Our society consists of heterogeneous people, their value, beliefs attitudes are different from one
another. Some people will give preference for quality and freshness. Some will give preference
for availability, some will give preference only for quantity and thickness of milk the company
should study the attitude of consumers and accordingly should satisfy the consumers, as per as
possible, it should give importance for quality, freshness and price of the milk and try to satisfy
all the category of people. But it is not possible to satisfy the consumers only through the
company but retailers should also co-operate with the company and the consumers but even
though the company takes so many measures then it is also not possible to give 100percent of
satisfaction to the consumers.

1. At present Nandini Milk and Milk products is available in convenient packing of 250grms,
500grms. 1-litre capacity. The pricing policy adopted by the company is cost plus profit
method. They are promoting the product through Hand bills and Neon signboards.

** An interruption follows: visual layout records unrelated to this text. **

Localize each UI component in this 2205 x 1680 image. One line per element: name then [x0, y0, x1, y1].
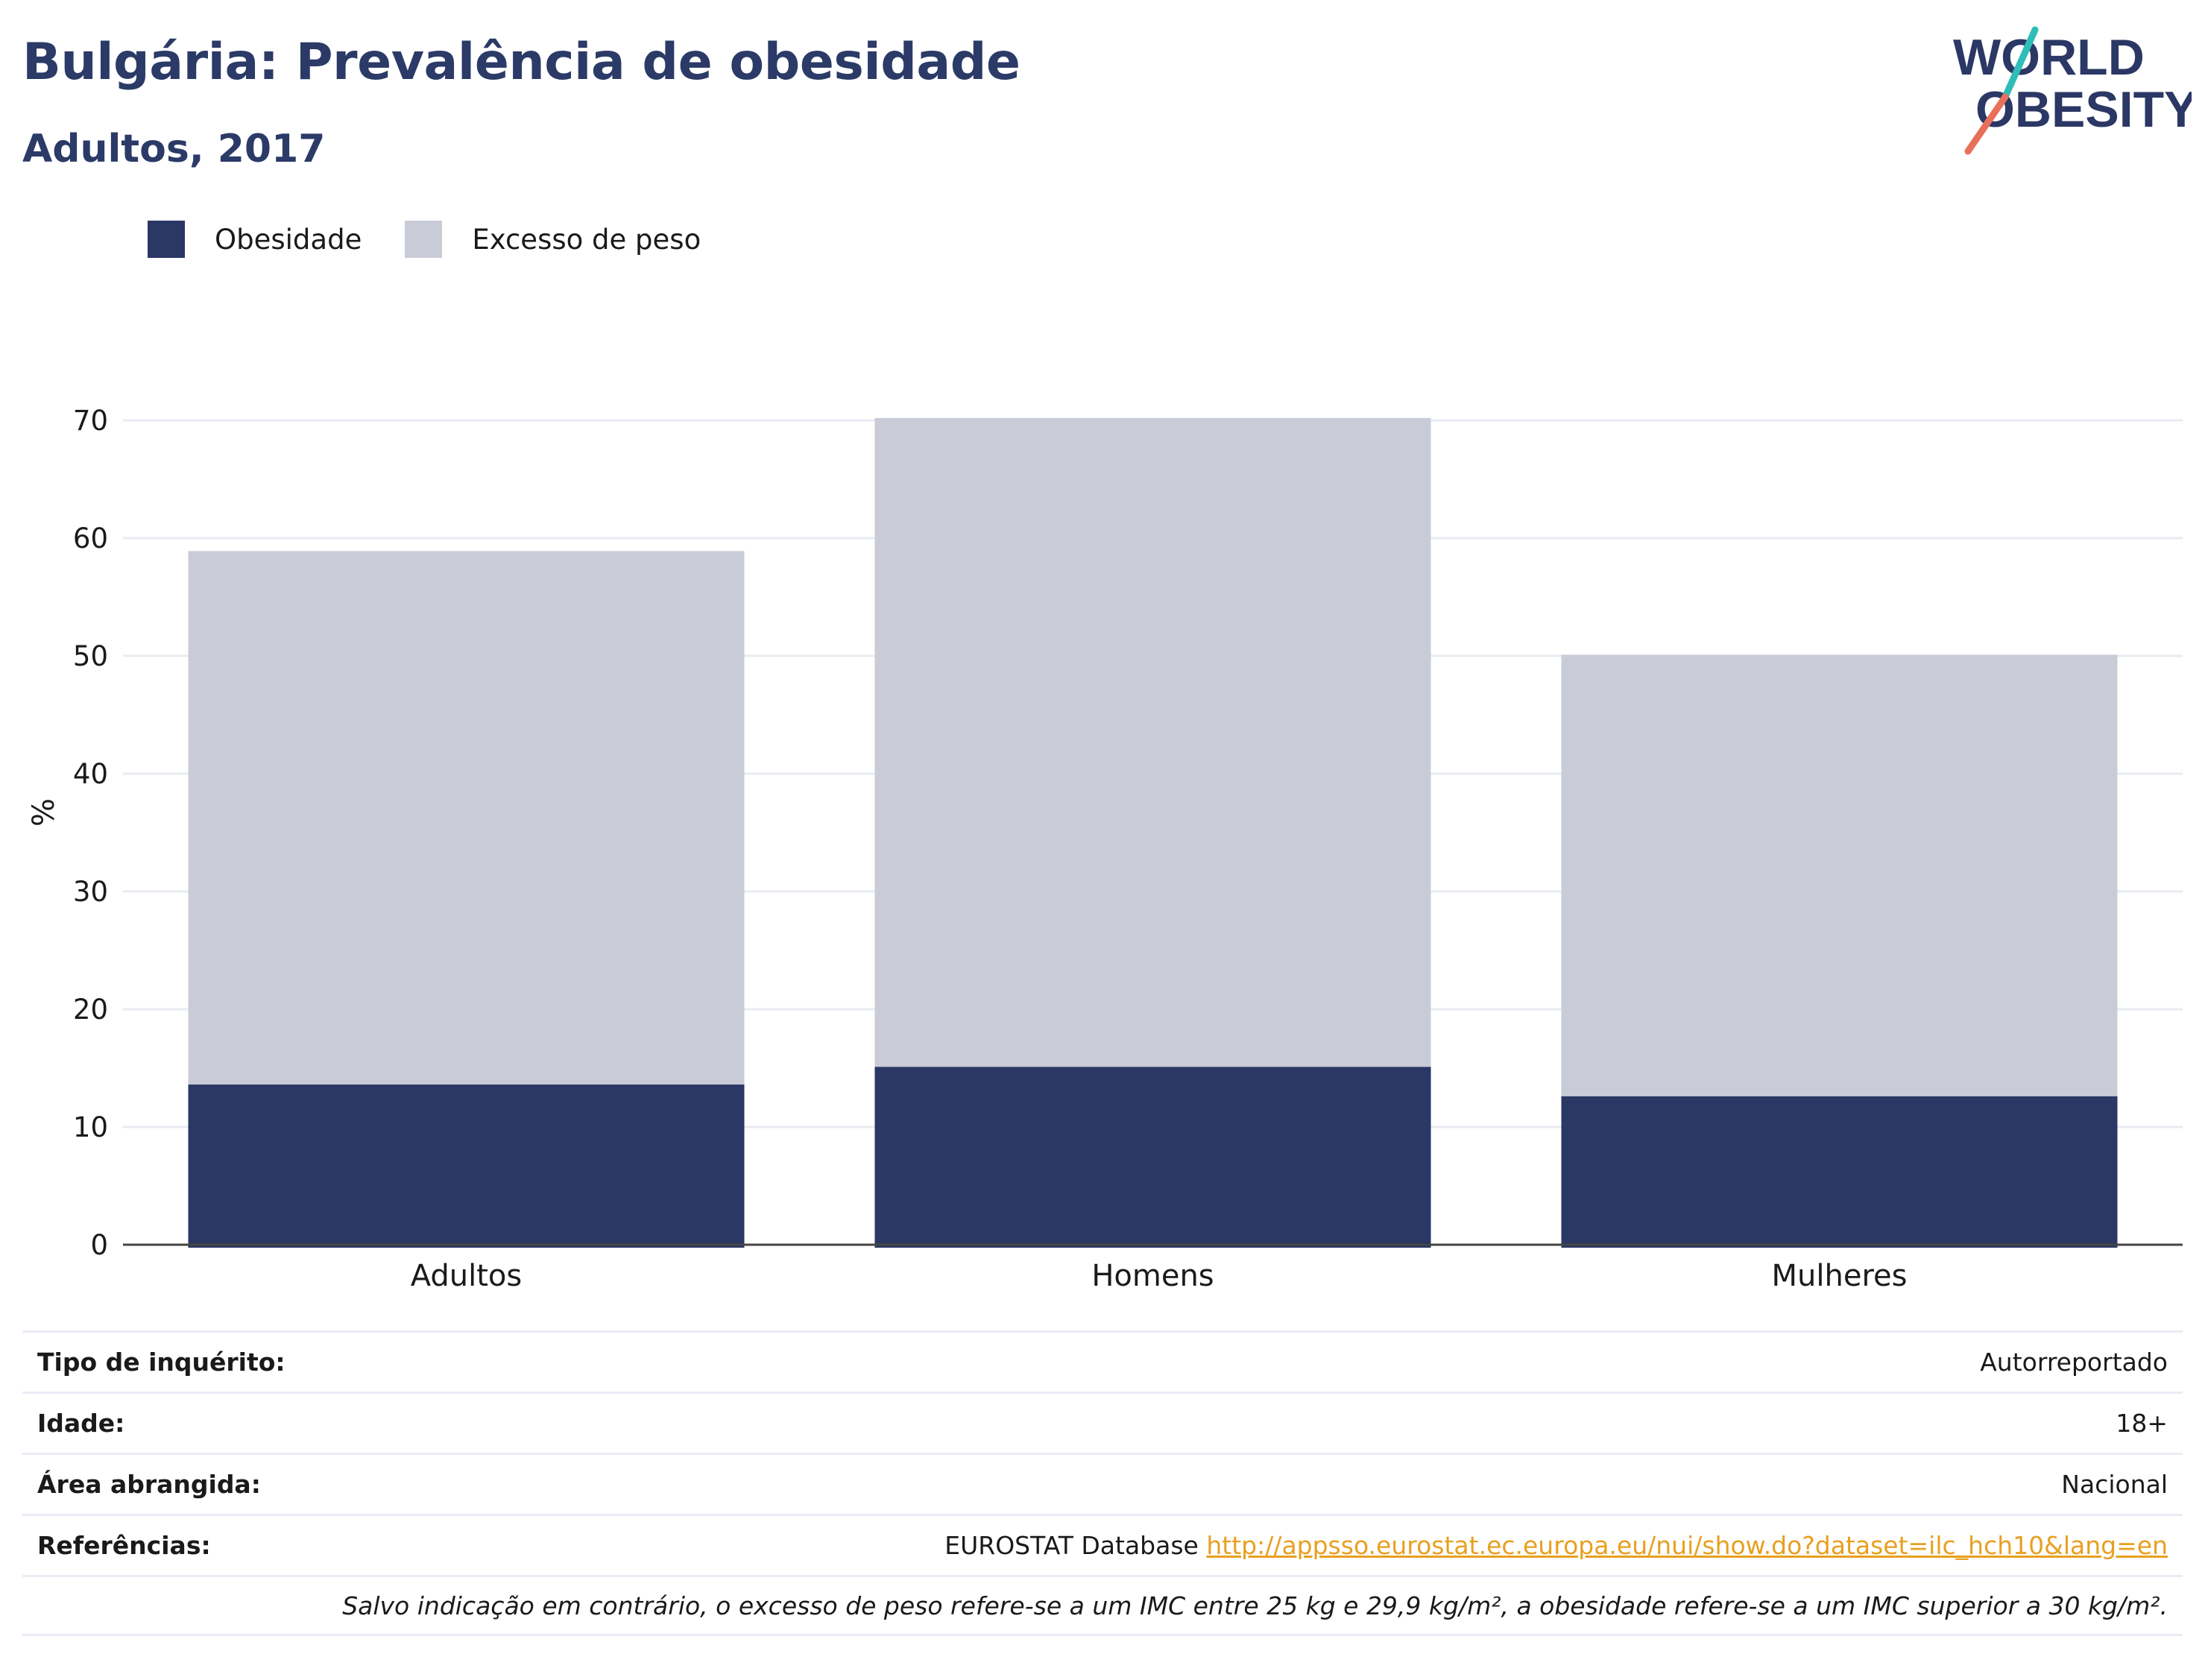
- references-link[interactable]: http://appsso.eurostat.ec.europa.eu/nui/…: [1206, 1531, 2168, 1560]
- legend-swatch-obesidade: [148, 221, 185, 258]
- y-tick-label: 70: [73, 405, 108, 437]
- references-label: Referências:: [37, 1531, 211, 1560]
- definition-note: Salvo indicação em contrário, o excesso …: [342, 1591, 2168, 1620]
- references-value: EUROSTAT Database http://appsso.eurostat…: [944, 1531, 2168, 1560]
- info-row-age: Idade: 18+: [22, 1392, 2183, 1453]
- info-row-references: Referências: EUROSTAT Database http://ap…: [22, 1514, 2183, 1575]
- y-tick-label: 10: [73, 1111, 108, 1143]
- legend-item-obesidade[interactable]: Obesidade: [148, 221, 362, 258]
- y-tick-label: 0: [90, 1229, 108, 1261]
- area-value: Nacional: [2061, 1470, 2168, 1499]
- bar-obesidade-mulheres: [1561, 1096, 2118, 1248]
- survey-type-label: Tipo de inquérito:: [37, 1348, 286, 1377]
- chart-legend: Obesidade Excesso de peso: [148, 221, 744, 258]
- bar-obesidade-adultos: [188, 1084, 745, 1248]
- info-row-note: Salvo indicação em contrário, o excesso …: [22, 1575, 2183, 1636]
- y-axis-label: %: [27, 798, 61, 827]
- y-tick-label: 30: [73, 876, 108, 908]
- y-tick-label: 20: [73, 994, 108, 1026]
- x-tick-label: Homens: [1091, 1259, 1214, 1293]
- age-value: 18+: [2116, 1409, 2168, 1438]
- legend-item-excesso-de-peso[interactable]: Excesso de peso: [405, 221, 701, 258]
- area-label: Área abrangida:: [37, 1470, 261, 1499]
- y-tick-label: 60: [73, 522, 108, 555]
- survey-type-value: Autorreportado: [1980, 1348, 2168, 1377]
- info-row-area: Área abrangida: Nacional: [22, 1453, 2183, 1514]
- survey-info-table: Tipo de inquérito: Autorreportado Idade:…: [22, 1330, 2183, 1636]
- info-row-survey-type: Tipo de inquérito: Autorreportado: [22, 1330, 2183, 1392]
- bar-chart: 0 10 20 30 40 50 60 70% Adultos Homens Mulheres: [27, 405, 2183, 1293]
- x-tick-label: Mulheres: [1772, 1259, 1908, 1293]
- legend-label: Obesidade: [215, 223, 362, 256]
- age-label: Idade:: [37, 1409, 125, 1438]
- world-obesity-logo: WORLD OBESITY: [1953, 26, 2192, 155]
- chart-subtitle: Adultos, 2017: [22, 127, 326, 171]
- bar-obesidade-homens: [874, 1067, 1431, 1248]
- y-tick-label: 50: [73, 640, 108, 672]
- legend-label: Excesso de peso: [472, 223, 701, 256]
- x-tick-label: Adultos: [411, 1259, 523, 1293]
- y-tick-label: 40: [73, 758, 108, 790]
- legend-swatch-excesso-de-peso: [405, 221, 443, 258]
- chart-title: Bulgária: Prevalência de obesidade: [22, 33, 1021, 92]
- logo-line1: WORLD: [1953, 29, 2145, 86]
- references-source: EUROSTAT Database: [944, 1531, 1199, 1560]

Distribution Network consists of door-to-door delivery and through retailer’s shops. At
present the area covered is Kolar, Tirupati, Palmnair, Chittur and Maharastra.
2. Majority of the respondents were aware of Nandini milk and its product but they don’t prefer
it because of lack of publicity and it is not available in all the places. Those who use Nandini
milk and its product feel that it is almost good. But they were not happy with the packing.
Most of them feel that the price is moderate and more publicity is required.